Juul halts sales of mint flavor
WASHINGTON (AP) — Juul Labs said Thursday it will halt U.S. sales of its best-selling, mint-flavored electronic cigarettes as it struggles to survive a nationwide backlash against vaping.
The voluntary step comes days after new government research showed that Juul is the top brand among high schoolers who use e-cigarettes and that many prefer mint.
“These results are unacceptable,” said the company’s CEO K.C. Crosthwaite, adding in a statement that the company must “earn the trust of society.”
Underage vaping has reached what health officials call epidemic levels. In the latest government survey, 1 in 4 high school students reported using e-cigarettes in the previous month, despite federal law banning sales to those under 18.
Under fire for its alleged role in sparking the vaping craze among teens, Juul has made a series of concessions to try and weather a crackdown from local, state and federal officials.

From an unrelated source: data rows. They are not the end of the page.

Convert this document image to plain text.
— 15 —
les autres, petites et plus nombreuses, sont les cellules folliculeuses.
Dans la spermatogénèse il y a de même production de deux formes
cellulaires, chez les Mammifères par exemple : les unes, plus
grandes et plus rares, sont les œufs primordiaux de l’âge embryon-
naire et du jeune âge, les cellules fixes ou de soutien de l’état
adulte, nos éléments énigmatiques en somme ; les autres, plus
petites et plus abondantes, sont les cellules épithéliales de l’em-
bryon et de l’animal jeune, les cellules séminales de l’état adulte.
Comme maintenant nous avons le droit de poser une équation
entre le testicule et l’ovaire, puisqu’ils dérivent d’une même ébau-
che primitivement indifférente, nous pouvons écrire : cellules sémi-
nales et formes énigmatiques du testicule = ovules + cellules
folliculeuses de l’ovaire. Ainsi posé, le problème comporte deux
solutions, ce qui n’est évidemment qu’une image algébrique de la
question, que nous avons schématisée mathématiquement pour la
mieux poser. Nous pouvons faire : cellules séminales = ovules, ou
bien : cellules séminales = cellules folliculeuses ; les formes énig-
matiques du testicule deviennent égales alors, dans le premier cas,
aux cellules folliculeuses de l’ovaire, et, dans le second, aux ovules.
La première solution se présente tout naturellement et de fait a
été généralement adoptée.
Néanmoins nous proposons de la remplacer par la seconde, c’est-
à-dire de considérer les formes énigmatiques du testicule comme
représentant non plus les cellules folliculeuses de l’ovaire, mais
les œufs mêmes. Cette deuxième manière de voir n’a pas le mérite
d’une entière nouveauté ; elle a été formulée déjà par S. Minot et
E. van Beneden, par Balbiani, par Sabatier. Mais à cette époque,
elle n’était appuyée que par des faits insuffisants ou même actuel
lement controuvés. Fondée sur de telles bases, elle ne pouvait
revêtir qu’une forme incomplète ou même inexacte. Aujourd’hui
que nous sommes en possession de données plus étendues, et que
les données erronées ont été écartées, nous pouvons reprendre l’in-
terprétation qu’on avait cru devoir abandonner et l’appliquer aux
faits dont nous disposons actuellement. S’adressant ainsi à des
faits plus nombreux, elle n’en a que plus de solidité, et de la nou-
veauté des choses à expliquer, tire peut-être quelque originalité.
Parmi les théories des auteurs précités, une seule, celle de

It stopped selling popular fruit and dessert flavors in stores last year, and last month, stopped selling them online, too.
Earlier, the company replaced its CEO and pledged to stop advertising its products. For years, Juul has argued that its e-cigarettes are intended to help adult smokers switch to a less harmful nicotine product. But its early marketing campaigns were mainly on social media and featured young, stylish models. The company subsequently shuttered its Facebook and Instagram accounts.
After halting mint sales, Juul will only sell menthol and tobacco flavors. Mint and menthol accounted for nearly 60% of the company’s retail sales in the past year.
Fruit, candy, dessert and other flavored e-cigarettes have been targeted because of their appeal to underage users.